Molecular foundation models often yield high-confidence erroneous predictions (chemical hallucinations) for out-of-distribution (OOD) molecules in high-stakes applications such as drug discovery, severely compromising reliability. To address this, we propose Mole-PAIR, the first framework that formulates OOD detection as a preference optimization problem: it learns pairwise affinity rankings between in-distribution (ID) and OOD samples to directly optimize the AUROC objective. Our approach employs a low-cost post-training strategy, enabling plug-and-play integration with existing molecular models. Evaluated on five real-world molecular datasets, Mole-PAIR achieves substantial improvements in OOD detection performance—up to +45.8% AUROC under size shift, +43.9% under scaffold shift, and +24.3% under experimental shift. This work establishes a trustworthy confidence-calibration paradigm for safety-critical molecular AI applications.

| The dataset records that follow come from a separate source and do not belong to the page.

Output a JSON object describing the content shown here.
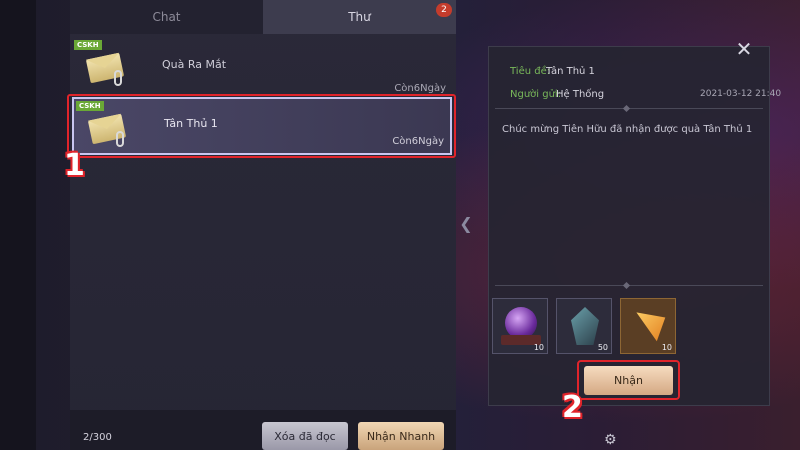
{
  "tabs": {
    "chat": "Chat",
    "mail": "Thư",
    "mail_badge": "2"
  },
  "mail_list": [
    {
      "tag": "CSKH",
      "title": "Quà Ra Mắt",
      "expire": "Còn6Ngày"
    },
    {
      "tag": "CSKH",
      "title": "Tân Thủ 1",
      "expire": "Còn6Ngày"
    }
  ],
  "footer": {
    "count": "2/300",
    "delete_read": "Xóa đã đọc",
    "quick_claim": "Nhận Nhanh"
  },
  "detail": {
    "title_label": "Tiêu đề:",
    "title_value": "Tân Thủ 1",
    "sender_label": "Người gửi:",
    "sender_value": "Hệ Thống",
    "date": "2021-03-12 21:40",
    "body": "Chúc mừng Tiên Hữu đã nhận được quà Tân Thủ 1",
    "rewards": [
      {
        "icon": "orb-icon",
        "count": "10"
      },
      {
        "icon": "stone-icon",
        "count": "50"
      },
      {
        "icon": "amulet-icon",
        "count": "10"
      }
    ],
    "claim": "Nhận"
  },
  "annotations": {
    "step1": "1",
    "step2": "2"
  },
  "colors": {
    "accent_red": "#e0242b",
    "label_green": "#79b85a",
    "selected_border": "#c9c6f0"
  }
}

Molecular foundation models are rapidly advancing scientific discovery, but their unreliability on out-of-distribution (OOD) samples severely limits their application in high-stakes domains such as drug discovery and protein design. A critical failure mode is chemical hallucination, where models make high-confidence yet entirely incorrect predictions for unknown molecules. To address this challenge, we introduce Molecular Preference-Aligned Instance Ranking (Mole-PAIR), a simple, plug-and-play module that can be flexibly integrated with existing foundation models to improve their reliability on OOD data through cost-effective post-training. Specifically, our method formulates the OOD detection problem as a preference optimization over the estimated OOD affinity between in-distribution (ID) and OOD samples, achieving this goal through a pairwise learning objective. We show that this objective essentially optimizes AUROC, which measures how consistently ID and OOD samples are ranked by the model. Extensive experiments across five real-world molecular datasets demonstrate that our approach significantly improves the OOD detection capabilities of existing molecular foundation models, achieving up to 45.8%, 43.9%, and 24.3% improvements in AUROC under distribution shifts of size, scaffold, and assay, respectively.